Le pape Benoît XVI a une fois de plus soulevé l'indignation générale pour ses propos concernant l'utilisation des préservatifs pour contrer la propagation du sida. Selon lui, la solution serait plutôt d'humaniser la sexualité par de nouveaux comportements plus spirituels. Bien évidemment, cela lui a valu le sempiternel bouquet d'accusations faisant valoir qu'il était déconnecté de la réalité et qu'il tenait là un discours régressif aux conséquences on ne peut plus dangereuses. Mais l'ire qu'il a provoquée n'étonne plus guère. Cela fait un bon moment déjà que toutes les occasions semblent trop belles pour ne pas sauter à bras raccourcis sur une Église d'autant plus fragilisée qu'elle n'a plus d'emprise morale sur ses ouailles.

Certes, prôner l'abstinence, ici ou en Afrique, peut sembler relever de l'utopie la plus pure. Mais sommes-nous devenus réfractaires au point de ne plus tolérer la moindre ligne de conduite? Benoît XVI n'est pas qu'un homme de foi, c'est aussi un esprit brillant qui mesure parfaitement le sens des mots et le poids des idées. Il sait fort bien que, malgré tous les dogmes que l'Église impose, l'être humain par nature aime à les défier. Dès lors, il s'avère d'autant plus important pour l'Église de ne point dévier de son message premier qui est d'amener les individus à se surpasser et ce, malgré les embûches et les tentations qui parsèment leur route.

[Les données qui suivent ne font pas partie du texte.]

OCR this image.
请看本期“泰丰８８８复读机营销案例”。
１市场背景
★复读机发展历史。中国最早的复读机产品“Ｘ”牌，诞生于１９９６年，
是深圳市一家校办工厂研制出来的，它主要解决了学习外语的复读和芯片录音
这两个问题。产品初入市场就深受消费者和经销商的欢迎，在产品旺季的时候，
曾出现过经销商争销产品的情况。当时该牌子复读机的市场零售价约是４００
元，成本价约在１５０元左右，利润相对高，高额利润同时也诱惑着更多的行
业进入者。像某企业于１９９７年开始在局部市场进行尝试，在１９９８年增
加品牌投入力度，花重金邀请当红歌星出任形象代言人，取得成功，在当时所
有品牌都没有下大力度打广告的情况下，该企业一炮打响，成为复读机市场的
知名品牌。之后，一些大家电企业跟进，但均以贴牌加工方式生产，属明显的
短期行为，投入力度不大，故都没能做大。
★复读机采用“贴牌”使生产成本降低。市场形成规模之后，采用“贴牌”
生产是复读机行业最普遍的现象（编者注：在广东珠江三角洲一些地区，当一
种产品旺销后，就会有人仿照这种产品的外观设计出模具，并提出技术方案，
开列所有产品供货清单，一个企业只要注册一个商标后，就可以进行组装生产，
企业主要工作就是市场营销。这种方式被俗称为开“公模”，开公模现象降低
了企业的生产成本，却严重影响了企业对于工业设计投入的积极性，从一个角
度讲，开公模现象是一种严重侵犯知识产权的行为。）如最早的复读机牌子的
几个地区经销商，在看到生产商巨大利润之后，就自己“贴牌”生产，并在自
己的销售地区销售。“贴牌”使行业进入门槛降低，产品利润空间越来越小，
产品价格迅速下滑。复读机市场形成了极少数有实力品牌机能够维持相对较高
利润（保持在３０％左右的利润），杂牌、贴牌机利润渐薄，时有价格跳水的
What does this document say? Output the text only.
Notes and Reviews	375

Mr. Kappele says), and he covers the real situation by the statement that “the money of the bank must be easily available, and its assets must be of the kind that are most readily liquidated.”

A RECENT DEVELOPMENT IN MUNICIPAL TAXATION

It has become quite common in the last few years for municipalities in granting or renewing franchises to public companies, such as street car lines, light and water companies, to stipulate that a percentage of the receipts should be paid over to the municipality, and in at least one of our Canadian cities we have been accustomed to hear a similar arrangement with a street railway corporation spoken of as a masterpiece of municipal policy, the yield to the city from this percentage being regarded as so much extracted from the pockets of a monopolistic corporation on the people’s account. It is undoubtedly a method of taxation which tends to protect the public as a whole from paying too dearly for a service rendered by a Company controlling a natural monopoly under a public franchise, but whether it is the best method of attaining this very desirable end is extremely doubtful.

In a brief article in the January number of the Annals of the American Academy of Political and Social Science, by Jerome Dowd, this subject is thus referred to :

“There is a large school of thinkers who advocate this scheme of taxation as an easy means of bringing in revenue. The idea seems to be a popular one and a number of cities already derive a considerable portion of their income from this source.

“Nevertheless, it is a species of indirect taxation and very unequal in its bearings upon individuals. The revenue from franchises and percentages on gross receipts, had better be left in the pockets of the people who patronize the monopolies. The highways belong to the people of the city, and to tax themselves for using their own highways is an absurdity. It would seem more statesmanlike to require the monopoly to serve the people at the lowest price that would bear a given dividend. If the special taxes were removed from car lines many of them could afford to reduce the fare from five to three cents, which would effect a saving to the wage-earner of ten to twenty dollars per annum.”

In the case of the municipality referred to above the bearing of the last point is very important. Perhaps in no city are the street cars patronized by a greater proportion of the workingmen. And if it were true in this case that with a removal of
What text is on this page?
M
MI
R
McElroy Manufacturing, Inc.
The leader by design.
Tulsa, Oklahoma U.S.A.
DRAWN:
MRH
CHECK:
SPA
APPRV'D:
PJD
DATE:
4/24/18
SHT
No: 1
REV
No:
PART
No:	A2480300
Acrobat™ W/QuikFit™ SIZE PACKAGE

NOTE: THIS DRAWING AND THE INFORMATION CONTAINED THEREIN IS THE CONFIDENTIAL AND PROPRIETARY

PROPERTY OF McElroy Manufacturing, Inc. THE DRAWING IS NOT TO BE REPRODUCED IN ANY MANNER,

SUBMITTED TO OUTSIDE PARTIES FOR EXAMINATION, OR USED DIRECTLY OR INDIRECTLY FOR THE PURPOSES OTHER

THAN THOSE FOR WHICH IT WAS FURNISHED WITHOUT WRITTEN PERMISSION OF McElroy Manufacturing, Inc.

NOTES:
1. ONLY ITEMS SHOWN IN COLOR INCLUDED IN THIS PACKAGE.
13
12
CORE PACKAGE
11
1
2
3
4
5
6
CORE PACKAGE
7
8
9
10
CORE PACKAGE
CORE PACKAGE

Ainsi, peut-on blâmer le chef de l'Église catholique de prôner un discours conséquent avec les préceptes du catholicisme? Oui, la religion catholique prône la compassion et le pardon, mais elle ne peut se permettre de faire la promotion de comportements qu'elle réprouve car, ce faisant, elle perdrait là son essence même. L'Église se doit de rester un rempart inébranlable malgré les pressions qui fusent de toutes parts.

Par ailleurs, l'Église est l'une des dernières institutions en Occident à défendre contre vents et marées une vision cohérente de la famille et du mariage. Qu'aurions-nous à y gagner à ce qu'elle se plie aux caprices d'un progressisme ostentatoire qui ne veut rien sacrifier au bûcher des vanités?